The Stralau peninsula was an ideal location for small and large shipyards alike. Three of the larger companies became well-known: The “Stern” Spree-Havel steam navigation society, founded in 1888, took over a small shipping company in what was then Dorfstraße in 1889. The shipping company and the shipyard worked together until 1931. Its successor was the Stern und Kreisschiffahrt GmbH, which operated under the name “Weiße Flotte” in the GDR. In 1892, Wilhelm Deutsch purchased a shipyard in Tunnelstraße and built rowboats there.

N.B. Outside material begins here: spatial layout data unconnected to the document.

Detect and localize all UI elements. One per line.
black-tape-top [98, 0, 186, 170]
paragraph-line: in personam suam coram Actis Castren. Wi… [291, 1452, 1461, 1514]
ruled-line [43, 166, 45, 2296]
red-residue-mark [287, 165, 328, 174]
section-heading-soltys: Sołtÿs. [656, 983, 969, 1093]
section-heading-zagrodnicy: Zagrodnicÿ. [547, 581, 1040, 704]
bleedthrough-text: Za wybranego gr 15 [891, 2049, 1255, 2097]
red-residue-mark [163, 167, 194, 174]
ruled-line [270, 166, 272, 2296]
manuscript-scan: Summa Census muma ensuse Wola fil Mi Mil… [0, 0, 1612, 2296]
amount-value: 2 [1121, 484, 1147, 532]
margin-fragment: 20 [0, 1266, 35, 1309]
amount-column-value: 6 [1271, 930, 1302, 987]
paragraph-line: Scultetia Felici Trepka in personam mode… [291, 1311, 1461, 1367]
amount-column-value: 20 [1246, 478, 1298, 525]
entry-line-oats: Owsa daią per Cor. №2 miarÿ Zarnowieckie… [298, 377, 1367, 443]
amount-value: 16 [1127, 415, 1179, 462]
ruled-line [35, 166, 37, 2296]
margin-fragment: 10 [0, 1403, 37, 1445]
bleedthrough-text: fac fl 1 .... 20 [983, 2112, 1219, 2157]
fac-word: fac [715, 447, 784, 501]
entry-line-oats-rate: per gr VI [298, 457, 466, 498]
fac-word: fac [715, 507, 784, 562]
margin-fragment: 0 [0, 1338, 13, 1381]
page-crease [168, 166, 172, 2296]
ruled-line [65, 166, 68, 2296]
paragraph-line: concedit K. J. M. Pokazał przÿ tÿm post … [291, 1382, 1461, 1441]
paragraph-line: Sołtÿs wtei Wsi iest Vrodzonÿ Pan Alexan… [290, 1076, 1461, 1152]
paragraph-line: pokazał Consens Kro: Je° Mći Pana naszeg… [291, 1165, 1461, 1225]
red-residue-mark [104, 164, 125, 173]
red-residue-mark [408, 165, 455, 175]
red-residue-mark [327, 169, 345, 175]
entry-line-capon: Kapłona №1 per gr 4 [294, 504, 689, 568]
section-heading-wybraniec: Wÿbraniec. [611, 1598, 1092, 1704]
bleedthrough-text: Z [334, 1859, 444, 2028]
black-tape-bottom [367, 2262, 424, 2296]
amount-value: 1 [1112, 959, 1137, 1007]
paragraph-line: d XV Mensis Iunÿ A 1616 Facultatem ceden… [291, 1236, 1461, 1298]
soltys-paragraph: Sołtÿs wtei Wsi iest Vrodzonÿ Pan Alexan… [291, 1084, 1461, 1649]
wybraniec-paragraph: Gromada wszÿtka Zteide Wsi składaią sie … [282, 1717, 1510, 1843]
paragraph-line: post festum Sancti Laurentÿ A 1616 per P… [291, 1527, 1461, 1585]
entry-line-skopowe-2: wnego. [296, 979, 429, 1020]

One of the most well-known boatyards in Stralau was the Hansa-Werft at Tunnelstraße 41/42, founded in 1911 by the Geppert brothers. The Hansa-Werft moved to Stralau in 1925 and specialized in yacht construction. The shipyard exists to this day.

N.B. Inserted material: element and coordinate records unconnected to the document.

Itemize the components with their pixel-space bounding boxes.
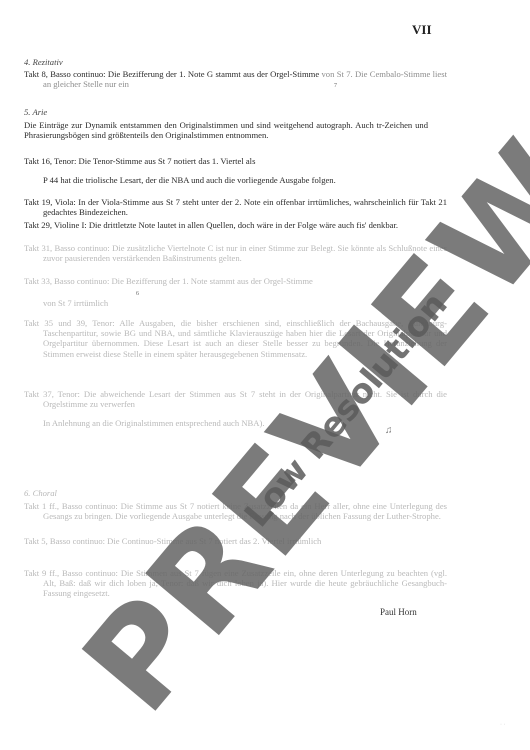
note-choral-3: Takt 9 ff., Basso continuo: Die Stimmen … [24,568,447,599]
note-takt-35-39: Takt 35 und 39, Tenor: Alle Ausgaben, di… [24,318,447,359]
note-choral-2: Takt 5, Basso continuo: Die Continuo-Sti… [24,536,447,546]
section-4-heading: 4. Rezitativ [24,57,428,67]
figured-bass-figure: 7 [334,83,337,89]
section-6-heading: 6. Choral [24,488,428,498]
note-takt-16: Takt 16, Tenor: Die Tenor-Stimme aus St … [24,156,447,166]
note-takt-8-line-1: Takt 8, Basso continuo: Die Bezifferung … [24,69,319,79]
note-takt-37: Takt 37, Tenor: Die abweichende Lesart d… [24,389,447,409]
page-number: VII [412,22,432,38]
document-page: VII 4. Rezitativ Takt 8, Basso continuo:… [0,0,530,750]
section-5-heading: 5. Arie [24,107,428,117]
note-takt-37-cont: In Anlehnung an die Originalstimmen ents… [24,418,447,428]
note-takt-31: Takt 31, Basso continuo: Die zusätzliche… [24,243,447,263]
note-takt-33-cont: von St 7 irrtümlich [24,298,447,308]
note-takt-33: Takt 33, Basso continuo: Die Bezifferung… [24,276,447,286]
figured-bass-figure-2: 6 [136,291,139,297]
note-takt-29: Takt 29, Violine I: Die drittletzte Note… [24,220,447,230]
note-takt-8: Takt 8, Basso continuo: Die Bezifferung … [24,69,447,89]
corner-mark: · · [500,722,506,728]
author-signature: Paul Horn [380,607,417,617]
section-5-intro: Die Einträge zur Dynamik entstammen den … [24,120,428,140]
note-takt-19: Takt 19, Viola: In der Viola-Stimme aus … [24,197,447,217]
note-choral-1: Takt 1 ff., Basso continuo: Die Stimme a… [24,501,447,521]
note-p44: P 44 hat die triolische Lesart, der die … [24,175,447,185]
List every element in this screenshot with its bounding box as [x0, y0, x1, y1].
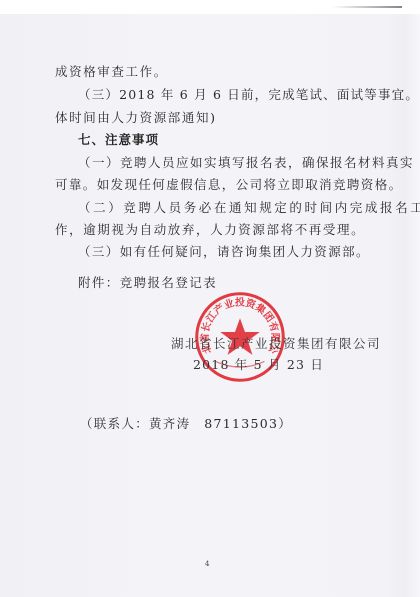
signature-date: 2018 年 5 月 23 日: [193, 357, 324, 373]
scan-edge-line: [332, 6, 402, 8]
paragraph-line: （三）2018 年 6 月 6 日前，完成笔试、面试等事宜。(具: [78, 87, 420, 103]
document-page: 成资格审查工作。 （三）2018 年 6 月 6 日前，完成笔试、面试等事宜。(…: [0, 0, 420, 597]
attachment-label: 附件：竞聘报名登记表: [78, 275, 217, 291]
page-number: 4: [205, 560, 209, 568]
paragraph-line: 成资格审查工作。: [55, 64, 168, 80]
section-heading: 七、注意事项: [78, 132, 159, 148]
paragraph-line: （二）竞聘人员务必在通知规定的时间内完成报名工: [78, 200, 420, 216]
paragraph-line: 体时间由人力资源部通知): [55, 110, 217, 126]
paragraph-line: 可靠。如发现任何虚假信息，公司将立即取消竞聘资格。: [55, 177, 403, 193]
contact-info: （联系人：黄齐涛 87113503）: [80, 416, 292, 432]
paragraph-line: （一）竞聘人员应如实填写报名表，确保报名材料真实: [78, 155, 414, 171]
paragraph-line: （三）如有任何疑问，请咨询集团人力资源部。: [78, 244, 370, 260]
paragraph-line: 作，逾期视为自动放弃，人力资源部将不再受理。: [55, 222, 365, 238]
signature-organization: 湖北省长江产业投资集团有限公司: [171, 336, 381, 352]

From very early on, people sailed and rowed in the waters surrounding Stralau. In 1835 in the local pub “Alte Taverne” in what was then Dorfstraße (today Alt-Stralau 25), a group of Berlin residents founded the oldest sailing club in Germany, the Tavernengesellschaft (tavern society). In 1891 the Fraternitas sailing club was founded, the first such club for Germany’s working class. Already in 1876, young businessmen had founded the Berliner Ruderverein (Berlin rowing club) in Stralau. In 1901 the Märkischer Ruderverein, another local rowing club, came into being.

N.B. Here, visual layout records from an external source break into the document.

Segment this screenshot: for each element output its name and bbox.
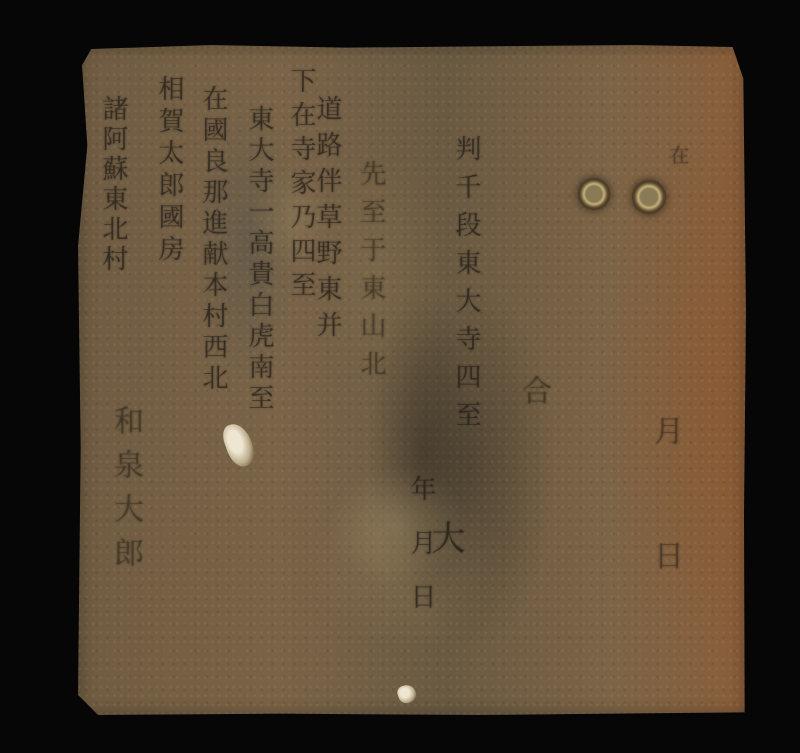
text-column: 下在寺家乃四至 xyxy=(288,67,314,305)
text-column: 在 xyxy=(668,145,688,171)
paper-flake xyxy=(395,682,418,705)
text-column: 道路伴草野東并 xyxy=(314,95,340,347)
text-column: 諸阿蘇東北村 xyxy=(100,95,126,275)
manuscript-paper: 諸阿蘇東北村 和泉大郎 相賀太郎國房 在國良那進献本村西北 東大寺一高貴白虎南至… xyxy=(78,45,746,715)
photo-background: 諸阿蘇東北村 和泉大郎 相賀太郎國房 在國良那進献本村西北 東大寺一高貴白虎南至… xyxy=(0,0,800,753)
text-column: 相賀太郎國房 xyxy=(156,75,182,267)
text-column: 和泉大郎 xyxy=(110,405,140,581)
damage-hole xyxy=(578,178,610,210)
text-column: 合 xyxy=(518,375,548,409)
text-column: 在國良那進献本村西北 xyxy=(200,85,226,395)
text-column: 東大寺一高貴白虎南至 xyxy=(246,105,272,415)
damage-hole xyxy=(632,180,666,214)
signature-mark: 大 xyxy=(428,520,462,558)
date-mark: 月 日 xyxy=(650,415,680,600)
paper-flake xyxy=(219,420,258,470)
text-column: 判千段東大寺四至 xyxy=(453,135,479,439)
text-column: 先至于東山北 xyxy=(358,160,384,388)
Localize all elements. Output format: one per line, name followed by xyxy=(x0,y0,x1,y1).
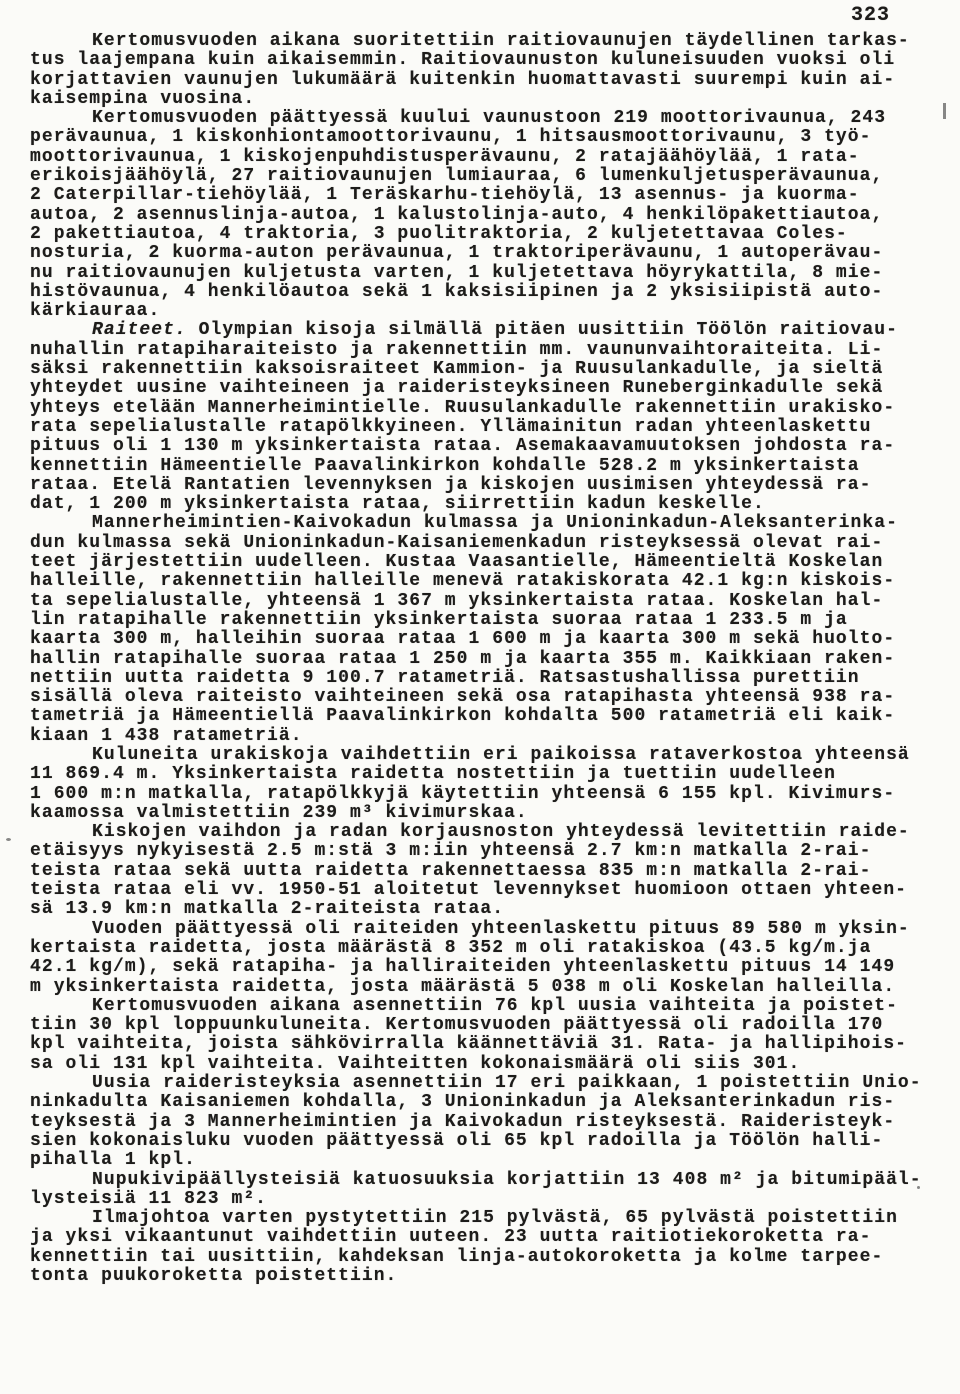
text-line: moottorivaunua, 1 kiskojenpuhdistusperäv… xyxy=(30,148,935,167)
text-line: histövaunua, 4 henkilöautoa sekä 1 kaksi… xyxy=(30,283,935,302)
text-line: yhteydet uusine vaihteineen ja raiderist… xyxy=(30,379,935,398)
text-line: ja yksi vikaantunut vaihdettiin uuteen. … xyxy=(30,1228,935,1247)
paragraph: Uusia raideristeyksia asennettiin 17 eri… xyxy=(30,1074,935,1170)
text-line: teista rataa sekä uutta raidetta rakenne… xyxy=(30,862,935,881)
paragraph: Ilmajohtoa varten pystytettiin 215 pylvä… xyxy=(30,1209,935,1286)
text-line: korjattavien vaunujen lukumäärä kuitenki… xyxy=(30,71,935,90)
scan-speck-icon xyxy=(6,838,11,841)
text-line: sä 13.9 km:n matkalla 2-raiteista rataa. xyxy=(30,900,935,919)
text-line: 2 pakettiautoa, 4 traktoria, 3 puolitrak… xyxy=(30,225,935,244)
italic-lead: Raiteet. xyxy=(92,320,187,340)
text-line: kaisempina vuosina. xyxy=(30,90,935,109)
text-line: erikoisjäähöylä, 27 raitiovaunujen lumia… xyxy=(30,167,935,186)
text-line: kertaista raidetta, josta määrästä 8 352… xyxy=(30,939,935,958)
paragraph: Kertomusvuoden aikana suoritettiin raiti… xyxy=(30,32,935,109)
text-line: Kiskojen vaihdon ja radan korjausnoston … xyxy=(30,823,935,842)
scan-speck-icon xyxy=(943,103,946,119)
text-line: säksi rakennettiin kaksoisraiteet Kammio… xyxy=(30,360,935,379)
text-line: dat, 1 200 m yksinkertaista rataa, siirr… xyxy=(30,495,935,514)
text-line: nettiin uutta raidetta 9 100.7 ratametri… xyxy=(30,669,935,688)
text-line: pituus oli 1 130 m yksinkertaista rataa.… xyxy=(30,437,935,456)
text-line: hallin ratapihalle suoraa rataa 1 250 m … xyxy=(30,650,935,669)
text-line: kaarta 300 m, halleihin suoraa rataa 1 6… xyxy=(30,630,935,649)
text-line: sa oli 131 kpl vaihteita. Vaihteitten ko… xyxy=(30,1055,935,1074)
text-line: 1 600 m:n matkalla, ratapölkkyjä käytett… xyxy=(30,785,935,804)
text-line: tiin 30 kpl loppuunkuluneita. Kertomusvu… xyxy=(30,1016,935,1035)
text-line: Mannerheimintien-Kaivokadun kulmassa ja … xyxy=(30,514,935,533)
paragraph: Kuluneita urakiskoja vaihdettiin eri pai… xyxy=(30,746,935,823)
text-line: 2 Caterpillar-tiehöylää, 1 Teräskarhu-ti… xyxy=(30,186,935,205)
text-line: kpl vaihteita, joista sähkövirralla kään… xyxy=(30,1035,935,1054)
text-line: kaamossa valmistettiin 239 m³ kivimurska… xyxy=(30,804,935,823)
text-line: dun kulmassa sekä Unioninkadun-Kaisaniem… xyxy=(30,534,935,553)
text-line: etäisyys nykyisestä 2.5 m:stä 3 m:iin yh… xyxy=(30,842,935,861)
paragraph: Mannerheimintien-Kaivokadun kulmassa ja … xyxy=(30,514,935,746)
text-line: Kertomusvuoden aikana suoritettiin raiti… xyxy=(30,32,935,51)
text-line: tametriä ja Hämeentiellä Paavalinkirkon … xyxy=(30,707,935,726)
text-line: 11 869.4 m. Yksinkertaista raidetta nost… xyxy=(30,765,935,784)
text-line: halleille, rakennettiin halleille menevä… xyxy=(30,572,935,591)
text-line: tonta puukoroketta poistettiin. xyxy=(30,1267,935,1286)
text-line: Nupukivipäällysteisiä katuosuuksia korja… xyxy=(30,1171,935,1190)
text-line: sisällä oleva raiteisto vaihteineen sekä… xyxy=(30,688,935,707)
document-page: 323 Kertomusvuoden aikana suoritettiin r… xyxy=(0,0,960,1394)
document-body: Kertomusvuoden aikana suoritettiin raiti… xyxy=(30,32,935,1286)
text-line: kennettiin tai uusittiin, kahdeksan linj… xyxy=(30,1248,935,1267)
text-line: Uusia raideristeyksia asennettiin 17 eri… xyxy=(30,1074,935,1093)
text-line: teet järjestettiin uudelleen. Kustaa Vaa… xyxy=(30,553,935,572)
text-line: lysteisiä 11 823 m². xyxy=(30,1190,935,1209)
text-line: nu raitiovaunujen kuljetusta varten, 1 k… xyxy=(30,264,935,283)
scan-speck-icon xyxy=(917,1186,920,1189)
paragraph: Kiskojen vaihdon ja radan korjausnoston … xyxy=(30,823,935,919)
paragraph: Vuoden päättyessä oli raiteiden yhteenla… xyxy=(30,920,935,997)
text-line: nosturia, 2 kuorma-auton perävaunua, 1 t… xyxy=(30,244,935,263)
text-line: sien kokonaisluku vuoden päättyessä oli … xyxy=(30,1132,935,1151)
text-line: kiaan 1 438 ratametriä. xyxy=(30,727,935,746)
text-line: ninkadulta Kaisaniemen kohdalla, 3 Union… xyxy=(30,1093,935,1112)
text-line: perävaunua, 1 kiskonhiontamoottorivaunu,… xyxy=(30,128,935,147)
text-line: rataa. Etelä Rantatien levennyksen ja ki… xyxy=(30,476,935,495)
text-line: lin ratapihalle rakennettiin yksinkertai… xyxy=(30,611,935,630)
text-line: teista rataa eli vv. 1950-51 aloitetut l… xyxy=(30,881,935,900)
paragraph: Kertomusvuoden päättyessä kuului vaunust… xyxy=(30,109,935,321)
text-line: m yksinkertaista raidetta, josta määräst… xyxy=(30,978,935,997)
text-line: autoa, 2 asennuslinja-autoa, 1 kalustoli… xyxy=(30,206,935,225)
text-line: pihalla 1 kpl. xyxy=(30,1151,935,1170)
text-line: teyksestä ja 3 Mannerheimintien ja Kaivo… xyxy=(30,1113,935,1132)
paragraph: Raiteet. Olympian kisoja silmällä pitäen… xyxy=(30,321,935,514)
text-line: kennettiin Hämeentielle Paavalinkirkon k… xyxy=(30,457,935,476)
text-line: rata sepelialustalle ratapölkkyineen. Yl… xyxy=(30,418,935,437)
text-line: Vuoden päättyessä oli raiteiden yhteenla… xyxy=(30,920,935,939)
text-line: Kuluneita urakiskoja vaihdettiin eri pai… xyxy=(30,746,935,765)
text-line: kärkiauraa. xyxy=(30,302,935,321)
text-line: Raiteet. Olympian kisoja silmällä pitäen… xyxy=(30,321,935,340)
paragraph: Kertomusvuoden aikana asennettiin 76 kpl… xyxy=(30,997,935,1074)
text-line: 42.1 kg/m), sekä ratapiha- ja halliraite… xyxy=(30,958,935,977)
text-line: nuhallin ratapiharaiteisto ja rakennetti… xyxy=(30,341,935,360)
paragraph: Nupukivipäällysteisiä katuosuuksia korja… xyxy=(30,1171,935,1210)
text-line: Kertomusvuoden päättyessä kuului vaunust… xyxy=(30,109,935,128)
text-line: ta sepelialustalle, yhteensä 1 367 m yks… xyxy=(30,592,935,611)
text-line: yhteys etelään Mannerheimintielle. Ruusu… xyxy=(30,399,935,418)
page-number: 323 xyxy=(851,4,890,27)
text-line: Ilmajohtoa varten pystytettiin 215 pylvä… xyxy=(30,1209,935,1228)
text-line: tus laajempana kuin aikaisemmin. Raitiov… xyxy=(30,51,935,70)
text-line: Kertomusvuoden aikana asennettiin 76 kpl… xyxy=(30,997,935,1016)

There were also working-class clubs in Stralau whose names said it all, such as the rowing association Vorwärts (forward), founded in 1892, and the Freiheit (freedom) rowing club, founded in 1902. In the face of heavy opposition from many men, the Märkischer Ruderverein introduced a women’s division in 1908/09. In 1913, as the result of joining the German Rowing Association, the women’s division was forced to become a club exclusively for women, called the Berliner Ruderverein “Frigga.”
Lest the hobby fishermen be forgotten: Even Germany’s oldest club for hobby fishermen, Angelfreunde 1866, was also founded in Stralau.